THE STORY OF ROCK CLIMBER

Hugh Herr

The youngest of five siblings from Lancaster, Pennsylvania, Hugh Herr was a prodigy rock climber: by age eight, he had scaled the face of the 11,627-foot Mount Temple in the Canadian Rockies, and by 17 he was acknowledged to be one of the best climbers in the United States.

Then there was the blizzard.

FEATURED VIDEO

Who Says Hugh Herr Can’t Climb (Part I)

Who Says Hugh Herr Can’t Climb (Part 2)

In January 1982, while attempting to summit Mount Washington in New Hampshire, Herr and a fellow climber Jeff Batzer were caught in a blizzard, experienced white-out conditions, went down the wrong (wilderness) side and were stranded in the woods, with only self-dug snow caves for protection, for three nights in -20F degree temperatures. By the time they were rescued, the climbers had suffered severe frostbite and they had stopped hugging each other for warmth thinking their “time had come”. Both of Herr’s legs had to be amputated below the knees; his companion lost his lower left leg, the toes on his right foot, and the fingers on his right hand. During the rescue attempt, volunteer Albert Dow was killed by an avalanche.

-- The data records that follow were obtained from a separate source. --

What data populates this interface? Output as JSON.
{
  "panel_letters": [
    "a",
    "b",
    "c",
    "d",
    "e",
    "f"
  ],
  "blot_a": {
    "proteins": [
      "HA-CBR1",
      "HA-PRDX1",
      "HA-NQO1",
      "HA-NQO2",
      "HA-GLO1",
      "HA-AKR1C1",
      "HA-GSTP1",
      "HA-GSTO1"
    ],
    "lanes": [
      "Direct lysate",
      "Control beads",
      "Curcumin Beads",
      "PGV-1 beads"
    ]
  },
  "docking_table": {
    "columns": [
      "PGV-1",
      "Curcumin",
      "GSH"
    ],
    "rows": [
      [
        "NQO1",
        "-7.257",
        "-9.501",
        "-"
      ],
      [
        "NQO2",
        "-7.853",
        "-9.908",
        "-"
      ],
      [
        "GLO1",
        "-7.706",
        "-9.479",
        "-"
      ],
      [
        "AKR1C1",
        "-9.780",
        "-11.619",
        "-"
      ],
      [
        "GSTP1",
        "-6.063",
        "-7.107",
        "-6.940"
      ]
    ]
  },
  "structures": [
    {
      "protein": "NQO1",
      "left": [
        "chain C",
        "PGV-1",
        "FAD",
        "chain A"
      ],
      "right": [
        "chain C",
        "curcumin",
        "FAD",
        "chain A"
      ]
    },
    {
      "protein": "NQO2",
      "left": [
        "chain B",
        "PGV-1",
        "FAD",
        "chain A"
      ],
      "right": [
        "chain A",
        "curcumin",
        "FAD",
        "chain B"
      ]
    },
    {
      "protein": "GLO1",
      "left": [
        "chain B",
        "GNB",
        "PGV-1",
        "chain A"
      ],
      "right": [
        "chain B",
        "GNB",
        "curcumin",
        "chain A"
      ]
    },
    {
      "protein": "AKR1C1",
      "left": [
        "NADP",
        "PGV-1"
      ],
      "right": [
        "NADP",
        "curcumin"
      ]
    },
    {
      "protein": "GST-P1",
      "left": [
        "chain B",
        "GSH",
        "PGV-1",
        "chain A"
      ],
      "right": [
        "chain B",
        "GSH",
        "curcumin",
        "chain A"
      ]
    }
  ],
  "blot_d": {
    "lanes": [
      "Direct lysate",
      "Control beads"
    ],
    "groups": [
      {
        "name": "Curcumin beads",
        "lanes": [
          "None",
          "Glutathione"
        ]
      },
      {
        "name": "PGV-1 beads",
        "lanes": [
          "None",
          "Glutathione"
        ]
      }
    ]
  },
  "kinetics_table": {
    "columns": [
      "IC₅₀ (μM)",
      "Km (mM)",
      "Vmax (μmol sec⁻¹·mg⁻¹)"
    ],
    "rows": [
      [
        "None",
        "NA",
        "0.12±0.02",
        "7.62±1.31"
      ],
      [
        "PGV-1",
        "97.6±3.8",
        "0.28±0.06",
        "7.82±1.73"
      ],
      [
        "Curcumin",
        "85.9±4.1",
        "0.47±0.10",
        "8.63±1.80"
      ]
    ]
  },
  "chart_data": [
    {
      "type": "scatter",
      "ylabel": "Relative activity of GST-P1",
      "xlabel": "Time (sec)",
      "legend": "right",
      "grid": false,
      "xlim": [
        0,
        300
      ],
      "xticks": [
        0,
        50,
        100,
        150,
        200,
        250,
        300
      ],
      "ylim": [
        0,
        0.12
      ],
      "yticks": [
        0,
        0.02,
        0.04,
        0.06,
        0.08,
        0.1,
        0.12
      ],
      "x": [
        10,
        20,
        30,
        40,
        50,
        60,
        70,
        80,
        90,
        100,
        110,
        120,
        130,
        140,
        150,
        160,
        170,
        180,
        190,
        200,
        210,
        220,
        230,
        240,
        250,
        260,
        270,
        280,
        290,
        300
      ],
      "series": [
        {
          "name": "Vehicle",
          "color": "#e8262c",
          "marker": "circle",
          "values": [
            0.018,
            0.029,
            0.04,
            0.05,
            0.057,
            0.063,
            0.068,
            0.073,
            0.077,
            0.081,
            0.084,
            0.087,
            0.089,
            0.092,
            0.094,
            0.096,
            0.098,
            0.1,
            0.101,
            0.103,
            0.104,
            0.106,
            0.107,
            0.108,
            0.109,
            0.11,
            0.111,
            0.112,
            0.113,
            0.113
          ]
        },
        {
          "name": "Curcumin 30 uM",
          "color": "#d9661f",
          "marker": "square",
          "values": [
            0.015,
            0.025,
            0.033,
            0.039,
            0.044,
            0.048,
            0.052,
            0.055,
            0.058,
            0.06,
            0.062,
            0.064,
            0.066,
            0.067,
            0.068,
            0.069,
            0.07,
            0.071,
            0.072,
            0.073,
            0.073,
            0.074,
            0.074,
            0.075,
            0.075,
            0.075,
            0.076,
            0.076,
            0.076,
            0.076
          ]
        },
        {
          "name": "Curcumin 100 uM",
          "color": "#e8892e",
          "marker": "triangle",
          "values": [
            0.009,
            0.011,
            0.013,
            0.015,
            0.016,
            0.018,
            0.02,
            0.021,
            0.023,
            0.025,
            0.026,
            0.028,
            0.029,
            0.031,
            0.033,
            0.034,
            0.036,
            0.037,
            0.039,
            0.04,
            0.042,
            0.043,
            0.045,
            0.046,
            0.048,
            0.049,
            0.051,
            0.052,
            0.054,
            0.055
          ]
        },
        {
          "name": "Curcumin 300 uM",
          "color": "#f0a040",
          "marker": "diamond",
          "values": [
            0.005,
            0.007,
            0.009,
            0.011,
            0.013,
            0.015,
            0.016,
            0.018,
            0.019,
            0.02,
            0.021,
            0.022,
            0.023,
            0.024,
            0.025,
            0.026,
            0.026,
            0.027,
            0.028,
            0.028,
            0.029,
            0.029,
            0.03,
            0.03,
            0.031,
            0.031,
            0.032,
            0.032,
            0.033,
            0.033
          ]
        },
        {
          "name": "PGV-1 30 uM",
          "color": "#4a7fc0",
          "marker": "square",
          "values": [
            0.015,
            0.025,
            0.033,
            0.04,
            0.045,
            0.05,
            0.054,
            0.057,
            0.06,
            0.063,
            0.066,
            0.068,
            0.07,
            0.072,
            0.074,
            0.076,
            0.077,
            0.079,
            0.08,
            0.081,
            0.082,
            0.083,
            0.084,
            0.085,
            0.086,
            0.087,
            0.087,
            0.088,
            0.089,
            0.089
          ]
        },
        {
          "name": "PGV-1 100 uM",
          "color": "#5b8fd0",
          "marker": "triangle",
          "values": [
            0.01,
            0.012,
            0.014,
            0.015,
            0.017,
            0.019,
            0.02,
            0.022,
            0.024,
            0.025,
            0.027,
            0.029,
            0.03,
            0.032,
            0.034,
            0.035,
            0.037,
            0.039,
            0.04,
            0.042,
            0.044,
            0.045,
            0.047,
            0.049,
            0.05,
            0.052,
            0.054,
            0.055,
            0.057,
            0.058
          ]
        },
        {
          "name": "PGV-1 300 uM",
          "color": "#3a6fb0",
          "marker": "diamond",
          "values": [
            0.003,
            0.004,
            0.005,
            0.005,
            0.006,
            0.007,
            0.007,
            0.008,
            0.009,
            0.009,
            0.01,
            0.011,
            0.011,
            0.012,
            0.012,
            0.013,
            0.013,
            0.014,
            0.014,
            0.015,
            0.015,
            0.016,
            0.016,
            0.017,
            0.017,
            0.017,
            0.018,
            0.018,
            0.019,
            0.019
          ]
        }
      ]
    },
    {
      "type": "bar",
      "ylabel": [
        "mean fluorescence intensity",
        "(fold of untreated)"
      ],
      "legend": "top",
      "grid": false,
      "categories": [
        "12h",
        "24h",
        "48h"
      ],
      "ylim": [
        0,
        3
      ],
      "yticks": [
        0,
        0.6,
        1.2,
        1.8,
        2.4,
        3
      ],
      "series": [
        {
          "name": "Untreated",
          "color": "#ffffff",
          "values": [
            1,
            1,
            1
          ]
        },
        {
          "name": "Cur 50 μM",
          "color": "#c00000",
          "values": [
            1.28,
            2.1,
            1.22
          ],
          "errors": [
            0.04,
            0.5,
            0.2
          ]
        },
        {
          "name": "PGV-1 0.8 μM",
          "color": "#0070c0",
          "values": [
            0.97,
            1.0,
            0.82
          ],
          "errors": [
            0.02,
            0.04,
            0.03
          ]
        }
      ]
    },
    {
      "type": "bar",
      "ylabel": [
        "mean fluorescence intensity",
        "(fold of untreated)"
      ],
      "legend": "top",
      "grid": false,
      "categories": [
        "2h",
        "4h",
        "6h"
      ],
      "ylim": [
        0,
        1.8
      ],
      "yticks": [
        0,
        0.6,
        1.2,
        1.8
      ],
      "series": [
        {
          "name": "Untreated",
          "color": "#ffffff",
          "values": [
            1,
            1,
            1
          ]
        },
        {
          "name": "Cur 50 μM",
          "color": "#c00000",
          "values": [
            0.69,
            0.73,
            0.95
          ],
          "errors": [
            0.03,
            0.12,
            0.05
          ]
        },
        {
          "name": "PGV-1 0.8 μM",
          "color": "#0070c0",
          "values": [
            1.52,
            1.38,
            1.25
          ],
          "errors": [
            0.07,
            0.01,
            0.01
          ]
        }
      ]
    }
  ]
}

Following months of surgeries and rehabilitation, Herr was doing what doctors told him–and what he himself had thought–was unthinkable: climbing again. Using specialized prostheses that he designed using skills he learned working in a tool and die shop, he created prosthetic feet with high toe stiffness that made it possible to stand on small rock edges the width of a coin, and titanium-spiked feet that assisted him in ascending steep ice walls. He used these prostheses to alter his height to avoid awkward body positions and to grab hand and foot holds previously out of reach. His height could range from five to eight feet. As a result of using the prostheses, Herr climbed at as advanced a level as he had before the accident, making him the first person with a major amputation to perform in a sport on par with elite-level, able-bodied persons.

After his climbing career, Herr began to focus on academics, previously an area of little interest to him. Herr had been in a vocational high school and was never interested in school as it took him away from his passion of climbing. With new focus and determination to work on prosthetics, he earned an undergraduate degree in physics at a local college, and a master’s degree in mechanical engineering at MIT, followed by a PhD in biophysics from Harvard University. While a postdoctoral fellow at MIT in biomedical devices, he began working on advanced leg prostheses and orthoses–devices that emulate the functionality of the human leg.

Currently, Herr is an associate professor in MIT’s Program in Media Arts and Sciences and in the Harvard-MIT Division of Health Sciences and Technology. As head of the Biomechatronics research group at the MIT Media Lab, he focuses on developing wearable robotic systems that serve to augment human physical capability. Most of what he designs is not for him, but for others to whose difficulties he can relate.

Herr has published over 60 peer-reviewed papers in the field of rehabilitation science and is the holder (or co-holder) of more than 10 patents related to assistive devices, including those for a computer-controlled artificial knee, commercially available as the Rheo Knee an active ankle-foot orthosis, and the world’s first powered ankle-foot prosthesis.

In 2009 Hugh Herr founded iWalk (later renamed BionX), a Bedford, MA based startup dedicated to commercializing advanced prosthetics. The company developed and sold a powered ankle-foot to below-knee amputees; Hugh wears two of them. Hugh maintained his tenured position at MIT and simultaneously held the title Chief Technology Officer at BionX until it was purchased by prosthetics industry leader OttoBock in 2017.

These devices are advancing an emerging field of engineering science that applies principles of biomechanics and neural control to guide the designs of human rehabilitation and augmentative devices. The goal is to rehabilitate individuals that have undergone limb amputation or have suffered a pathology, and also to augment human physical capability for those with normal intact physiologies.

The computer-controlled knee, which is outfitted with a microprocessor that continually senses the joint’s position and the loads applied to the limb, was named to the list of Top Ten Inventions in the health category by TIME magazine in 2004. The robotic ankle-foot prosthesis, which mimics the action of a biological leg and, for the first time, provides transtibial amputees with a natural gait, was named to the same TIME top-ten list in 2007.

Hugh continues to climb at a very high level. Jothy has never rock climbed but as you will see in the part II video on this page, he tried to climb with Hugh anyway.